JAKARTA – Undang-Undang Cipta Kerja mulai disosialisasikan secara virtual. Kemarin (13/10) Menteri Dalam Negeri Tito Karnavian mengundang Ketua Dewan Perwakilan Rakyat Daerah (DPRD) provinsi dan kabupaten/kota secara daring.
Tito menyoroti berbagai dinamika yang terjadi atas disahkannya UU tersebut. Ia memahami beragam pandangan yang dikemukakan oleh banyak pihak. Untuk itu, forum rapat bersama Ketua DPRD provinsi dan kabupaten/kota serta pengurus asosiasinya kali ini merupakan momentum yang tepat untuk melakukan sosialisasi secara utuh.
“Saya pikir ini waktu yang baik untuk rekan-rekan juga bisa sharing memahami hal-hal yang pokok mengenai (UU tentang Cipta Kerja-red) ini. Dan kemudian rekan-rekan ketika bisa melakukan langkah-langkah proaktif terhadap kelompok-kelompok yang melakukan aksi, yang belum paham sehingga rekan-rekan memiliki amunisi untuk menjelaskan kepada mereka,” ujar Tito dalam keteranan resminya, Selasa (13/10).

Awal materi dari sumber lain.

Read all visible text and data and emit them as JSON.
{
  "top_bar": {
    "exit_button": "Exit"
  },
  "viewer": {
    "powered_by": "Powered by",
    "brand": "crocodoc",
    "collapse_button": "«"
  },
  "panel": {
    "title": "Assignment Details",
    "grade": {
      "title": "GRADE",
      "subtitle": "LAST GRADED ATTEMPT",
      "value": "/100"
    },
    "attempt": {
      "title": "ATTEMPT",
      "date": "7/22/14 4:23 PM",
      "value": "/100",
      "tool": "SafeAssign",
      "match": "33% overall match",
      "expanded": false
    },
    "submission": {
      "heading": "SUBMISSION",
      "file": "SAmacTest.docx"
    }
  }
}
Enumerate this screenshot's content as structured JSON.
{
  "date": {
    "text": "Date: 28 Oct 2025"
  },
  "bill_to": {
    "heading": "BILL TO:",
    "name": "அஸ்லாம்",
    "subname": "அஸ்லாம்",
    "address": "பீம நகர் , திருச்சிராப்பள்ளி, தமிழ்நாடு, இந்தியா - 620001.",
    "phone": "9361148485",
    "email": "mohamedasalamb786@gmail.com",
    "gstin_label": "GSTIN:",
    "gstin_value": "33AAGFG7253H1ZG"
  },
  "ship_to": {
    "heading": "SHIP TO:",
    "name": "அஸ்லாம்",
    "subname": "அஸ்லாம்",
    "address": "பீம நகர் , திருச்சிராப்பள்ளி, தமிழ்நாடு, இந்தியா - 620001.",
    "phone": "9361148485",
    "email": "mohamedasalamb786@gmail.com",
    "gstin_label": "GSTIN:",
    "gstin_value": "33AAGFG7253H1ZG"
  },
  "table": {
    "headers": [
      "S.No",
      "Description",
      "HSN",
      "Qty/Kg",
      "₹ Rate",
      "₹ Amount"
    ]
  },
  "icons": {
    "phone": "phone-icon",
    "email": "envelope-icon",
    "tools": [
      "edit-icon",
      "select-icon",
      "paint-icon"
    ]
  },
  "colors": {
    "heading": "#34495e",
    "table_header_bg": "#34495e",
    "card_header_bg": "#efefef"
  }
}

Mantan Kapolri ini mengaku mengikuti dinamika yang terjadi dalam proses penyusunan aturan sapu jagat ini. Bahkan, dalam beberapa rapat kabinet, ia mendengarkan tentang permasalahan mendasar dan sangat penting yang melatarbelakangi perlunya UU Cipta Kerja ini. Tito mengambil contoh, sebagai negara dengan penduduk nomor empat terbesar di dunia, salah satu persoalan yang dihadapi oleh Indonesia adalah masalah lapangan kerja.
Berdasarkan data yang ada angka pengangguran di Indonesia saat ini lebih kurang 6,9 juta penduduk, sedangkan setiap tahunnya jumlah angkatan kerja baru terus bertambah sekitar 2,9 juta penduduk.
“Kemudian pandemi global yang menghantam semua negara di dunia ini juga mengakibatkan terjadinya dampak sosial, bukan hanya dampak kesehatan. Dampak sosial dan ekonomi, intinya adalah terjadi pengangguran baru di banyak semua negara termasuk Indonesia,” katanya.
Terpisah, Juru bicara Menteri Pertahanan Dahnil Anzar Simanjuntak mengatakan, Omnibus Law UU Cipta Kerja klaster pertahanan yang merevisi beberapa pasal dari UU Nomor 16 Tahun 2012 tentang Industri Pertahanan menjadikan sektor ini dinamis dan progresif untuk investasi.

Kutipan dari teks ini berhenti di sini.